Important take-aways: NO KETOSIS or ACIDOSIS in HHNS because there is just enough insulin present that prevents the body from breaking down fats for energy; therefore there is no build-up of ketones.
Patients are going to present with HYPERGLYCEMIA and DEHYRDATION.
CAUSES of Hyperglycemic Hyperosmolar Nonketotic Syndrome:
Illness or infection (the patient isn’t aware their blood glucose is high because they haven’t been monitoring it)…most common in OLDER ADULTS
IMPORTANT: Happens gradually….remember glucose is going to be VERY VERY high (higher than glucose levels in DKA)
Remember the Mnemonics: HHNS (Heavy-duty HYPERGLYCEMA)
Signs & Symptoms of HHNS
- High glucose >600 mg/dL
- Polyuria
- Polydipsia
- Dehydrated: dry mucous membranes
- Fever
- Fatigue
- Mental status changes (confusion, seizures)
- Coma
Nursing Interventions for HHNS
Goal: Hydrate, decrease blood glucose, monitor potassium levels and for cerebral edema, correct acid-base imbalance (similar to the treatment of DKA)
However, HYDRATION will helps just as well as insulin due to the severe hydration experienced in HHNS. The fluids will help hydrate the cell which will decrease glucose levels and help with electrolyte balance.
- Administering IV fluids: (depending on MD order) such as 0.9% Normal Saline (start out with a bolus of this) and progress with 0.45% NS to hydrate the cells (depends on how dehydrated the patient is)…see the lecture on hypotonic, isotonic, and hypertonic solutions.
- 5% dextrose may be added to the 0.45% NS when glucose is around 250 to 300 mg/dL. This will help gradually bring the blood sugar down and help the insulin do its job by removing the ketones.
- Administered insulin REGULAR (only type given IV) and make sure K+ is normal >3.3
- Typically started out by giving unit IV bolus…then start an infusion (checking blood glucose levels around the clock…hospital protocols)…you will be titrating the insulin base on blood glucose checks.

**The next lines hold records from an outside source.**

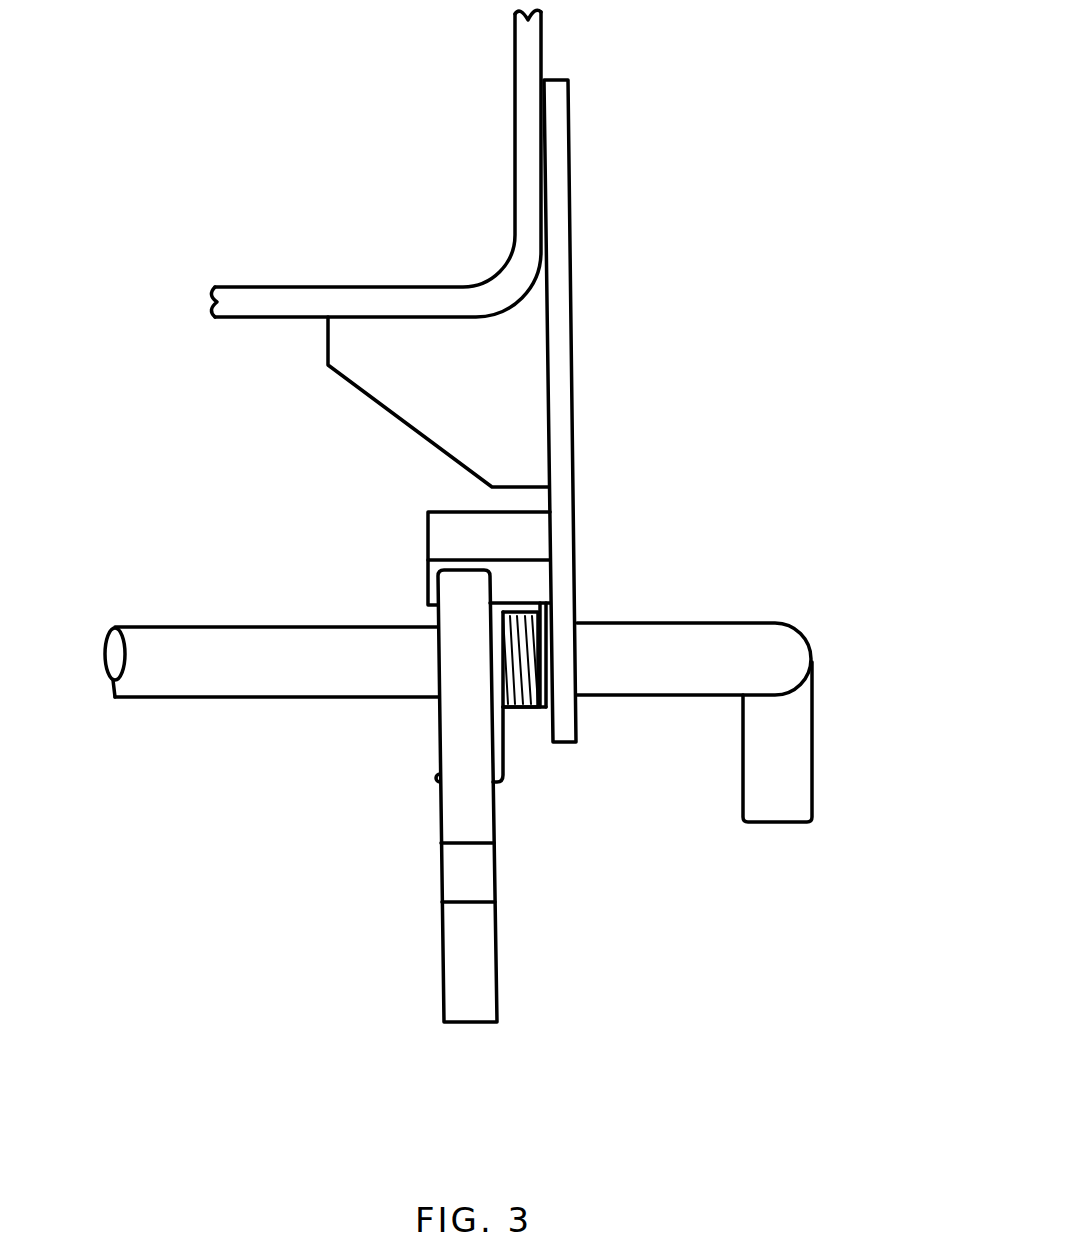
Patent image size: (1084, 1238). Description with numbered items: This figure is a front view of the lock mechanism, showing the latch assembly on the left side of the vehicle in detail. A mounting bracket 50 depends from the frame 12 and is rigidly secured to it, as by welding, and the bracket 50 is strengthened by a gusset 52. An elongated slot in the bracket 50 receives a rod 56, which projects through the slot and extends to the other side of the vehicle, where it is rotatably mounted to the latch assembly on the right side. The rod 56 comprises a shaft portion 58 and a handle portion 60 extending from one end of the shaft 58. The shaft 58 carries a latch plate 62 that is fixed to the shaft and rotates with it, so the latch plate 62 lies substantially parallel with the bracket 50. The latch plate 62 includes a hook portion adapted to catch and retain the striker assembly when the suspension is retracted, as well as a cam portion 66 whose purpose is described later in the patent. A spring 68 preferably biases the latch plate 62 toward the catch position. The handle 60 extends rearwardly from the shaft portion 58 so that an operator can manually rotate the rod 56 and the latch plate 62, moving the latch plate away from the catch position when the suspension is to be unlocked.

The frame 12 is at (528, 50).
The mounting bracket 50 is at (557, 372).
The gusset 52 is at (390, 383).
The rod 56 is at (263, 680).
The shaft portion 58 is at (343, 643).
The handle portion 60 is at (797, 743).
The latch plate 62 is at (478, 951).
The cam portion 66 is at (443, 536).
The spring 68 is at (525, 695).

- NOTE: if you rapidly bring a patient’s blood glucose down (or up) the brain can’t cope and water will be moved from the blood to the CSF and you will get cerebral edema and increased intracranial pressure.
- Tip: when priming tubing for insulin infusion waste 50cc to 100cc (per institution protocol) because insulin absorbs into the plastic lining of the tubing.
- NOTE: if you rapidly bring a patient’s blood glucose down (or up) the brain can’t cope and water will be moved from the blood to the CSF and you will get cerebral edema and increased intracranial pressure.
- Typically started out by giving unit IV bolus…then start an infusion (checking blood glucose levels around the clock…hospital protocols)…you will be titrating the insulin base on blood glucose checks.
- Watch potassium levels very closely because insulin causes K+ to move back into the cell
- Administer Potassium solution IV to combat this….note renal function before administering.